Watching these young combatants bond so closely together thousands of miles away from home and knowing that each day may be their last, is a very powerful and moving sight. Some of them who have already served several tours of duty remark that no relationship they have in their lives back home will ever be this close. Junger films them off-duty rough-horsing with each other or just letting them wax lyrically about being trigger happy with the favorite choice of guns, and its tough to remember that some of them are still teenagers. One soldier takes pride in showing where his helmet was once the struck by a sniper’s bullet, whilst another admits that he thinks it is always fun shooting people.

Junger takes pains to be completely unpolitical about the regions instability but the soldiers although willingly doing their duty to protect the valley’s inhabitants, make no attempt to disguise both their distrust and distaste that these same men, happy enough to take American aid, also conspire with the Taliban too.  


Just like in their first movie, the most riveting parts are the ‘de-briefing’ interviews that Junger and Hetherington filmed with the men in Italy as they were en-route home.  Away from the battlefield their emotions range the whole gamut from those of regret and fear to an inexplicable longing to go back to the Korengal to do yet another tour of duty.  In fact somewhere along the line a point is made that the soldiers who just do a single tour before leaving the Army are usually the ones that have great psychological problems and greater difficulty in adjusting to a normal civilian life, than the ones that go back several times. 
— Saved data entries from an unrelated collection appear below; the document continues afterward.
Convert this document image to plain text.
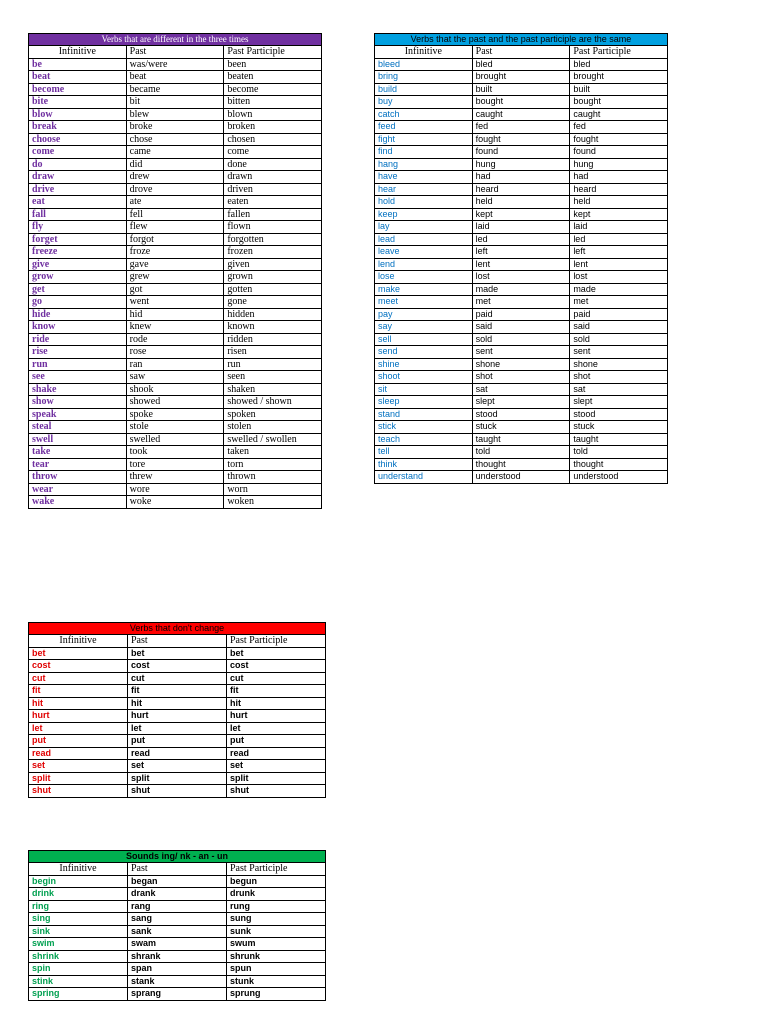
Verbs that are different in the three times		
Infinitive	Past	Past Participle
be	was/were	been
beat	beat	beaten
become	became	become
bite	bit	bitten
blow	blew	blown
break	broke	broken
choose	chose	chosen
come	came	come
do	did	done
draw	drew	drawn
drive	drove	driven
eat	ate	eaten
fall	fell	fallen
fly	flew	flown
forget	forgot	forgotten
freeze	froze	frozen
give	gave	given
grow	grew	grown
get	got	gotten
go	went	gone
hide	hid	hidden
know	knew	known
ride	rode	ridden
rise	rose	risen
run	ran	run
see	saw	seen
shake	shook	shaken
show	showed	showed / shown
speak	spoke	spoken
steal	stole	stolen
swell	swelled	swelled / swollen
take	took	taken
tear	tore	torn
throw	threw	thrown
wear	wore	worn
wake	woke	woken
Verbs that the past and the past participle are the same		
Infinitive	Past	Past Participle
bleed	bled	bled
bring	brought	brought
build	built	built
buy	bought	bought
catch	caught	caught
feed	fed	fed
fight	fought	fought
find	found	found
hang	hung	hung
have	had	had
hear	heard	heard
hold	held	held
keep	kept	kept
lay	laid	laid
lead	led	led
leave	left	left
lend	lent	lent
lose	lost	lost
make	made	made
meet	met	met
pay	paid	paid
say	said	said
sell	sold	sold
send	sent	sent
shine	shone	shone
shoot	shot	shot
sit	sat	sat
sleep	slept	slept
stand	stood	stood
stick	stuck	stuck
teach	taught	taught
tell	told	told
think	thought	thought
understand	understood	understood
Verbs that don't change		
Infinitive	Past	Past Participle
bet	bet	bet
cost	cost	cost
cut	cut	cut
fit	fit	fit
hit	hit	hit
hurt	hurt	hurt
let	let	let
put	put	put
read	read	read
set	set	set
split	split	split
shut	shut	shut
Sounds ing/ nk - an - un		
Infinitive	Past	Past Participle
begin	began	begun
drink	drank	drunk
ring	rang	rung
sing	sang	sung
sink	sank	sunk
swim	swam	swum
shrink	shrank	shrunk
spin	span	spun
stink	stank	stunk
spring	sprang	sprung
It was probably not Junger’s intention at all but the the overall message that one cannot help but take away from seeing ‘Korengal’ is the sheer futility of war in general, and this one in particular. However, lest we forget the ultimate risk that these men take, he includes footage of the memorial service of Juan Sebastián Restrepo one of the very first casualties and who this base is named after.

P.S. This exceptional movie will be the last of its kind that we can expect from Junger, as he revealed at the Screening I attended that since Hetherington’s untimely death, he has stopped covering wars.